Cultura

I musei sono macchine da soldi? Tre luoghi comuni da sfatare

Oggi vogliamo sfatare alcuni luoghi comuni sui musei e sulla loro gestione:

1. Musei = macchine per soldi

Primo mito da smontare: i musei non sono macchine per soldi, non potranno mai essere autosufficienti o tanto meno fare profitti perché non sono imprese commerciali. Il loro capitale sono le collezioni, l’edificio e il personale; i ricavi sono i servizi agli utenti, in altre parole la cultura. Le entrate del Louvre, il museo più visitato al mondo, coprono appena la metà dei costi annuali messi a bilancio. Il Metropolitan Museum of Art di New York, malgrado i suoi 7 milioni di visitatori e i tanti mecenati e sponsor, ha annunciato nel 2016 un deficit di circa 40 milioni di dollari su una spesa annua di 332 milioni. Uno Stato moderno e civile promuove la cultura dei suoi cittadini attraverso la creazione e la gestione dei musei, mettendone il costo in conto alla fiscalità generale.

2. Molti visitatori = successo della cultura

Sulla stampa impazza il tormentone: perché nella classifica dei 10 musei più visitati al mondo non compare un nostro museo? Il paragone è inaccettabile, tanto più che i nostri musei sono tra i più visitati al mondo, anche se non tra i primi 10. I visitatori dei nostri 4.976 musei sono in costante aumento (gli ultimi dati Istat risalgono al 2015 e attestano 110 milioni di visitatori annui). In Germania i musei sono 6.710 e totalizzano pochi milioni di visitatori in più (totale 114 milioni), In Francia i musei sono invece 1.250 e totalizzano 63,5 milioni di visitatori. Quindi non stiamo messi così male come vorrebbero farci credere. Il problema vero, che affligge l’Italia come tutti i Paesi europei, è che i visitatori si concentrano sempre nei soliti musei, disertando quelli meno noti. Il 52% dei visitatori si concentrano infatti in tre regioni: Lazio (22,3%), Toscana (20,6%) e Campania (9,2%). Lo stesso accade in Francia e in Germania, dove Parigi e Berlino fanno gli assi piglia tutto. Il risultato è che certi musei sono ormai infrequentabili, presi d’assalto da folle schiamazzanti che rendono impossibile emozionarsi davanti ai capolavori esposti, mentre altri languano in solitudine. Forse varrebbe la pena riflettere se il nostro patrimonio culturale sia da “consumare” o debba invece avere una funzione più alta e nobile.

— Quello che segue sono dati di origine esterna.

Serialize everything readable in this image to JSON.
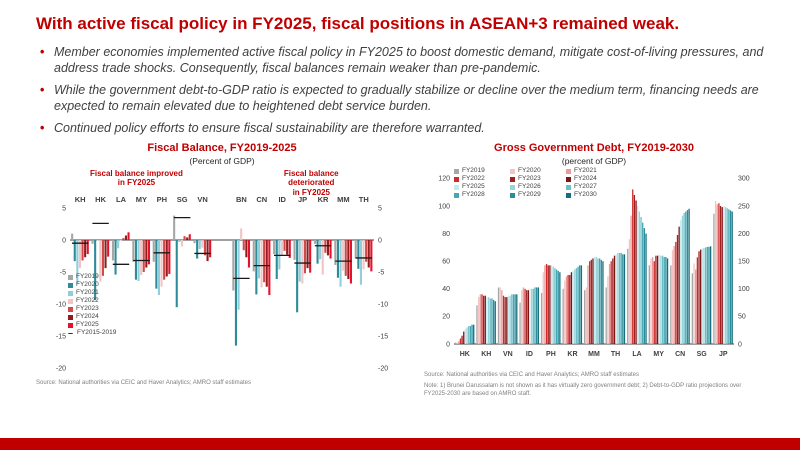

3. Depositi museali = miniera di guadagni

Per fortuna è vietato per legge vendere le collezioni custodite negli scantinati dei musei e quindi questa perniciosa idea di sfruttare i depositi per pagare i nostri debiti correnti è del tutto velleitaria. I depositi dei musei sono luoghi di ricerca e studio, come gli archivi e le biblioteche. Consentono di preservare meglio le opere rispetto a quelle esposte; anche quando custodiscono opere di seconda scelta offrono un panorama del contesto in cui sono nate le opere di prima qualità e costituiscono nel loro insieme un documento storico importantissimo. Vendere opere è molto rischioso: infatti sull’onda di una moda si può ritenere un autore secondario per poi vederlo “scoperto” e rivalutato da qualche altro museo, oppure ritrovarsi ad aver alienato un quadro di autore sconosciuto e poi scoprire che invece era opera di un maestro famosissimo. Ma, più importante ancora, nei depositi del musei vengono fatte le scoperte più interessanti, come per esempio i papiri di Ercolano, che grazie alle nuove tecniche ai raggi X sono stati decifrati, consentendo di ampliare le nostre conoscenze.

In conclusione ci sono più di quattromila musei in Italia: invitiamo i lettori a visitare soprattutto quelli meno noti, come per esempio il Museo della Civiltà Romana dell’Eur, che conserva la Forma Urbis, oppure la Galleria Nazionale dell’Umbria di Perugia, che offre ai suoi visitatori alcuni tra i più bei capolavori del Perugino. Senza dimenticare i tanti musei e siti archeologici dei capoluoghi di provincia, che possono ancora offrire ai visitatori intraprendenti quel silenzio e quella calma essenziali per godere delle opere esposte.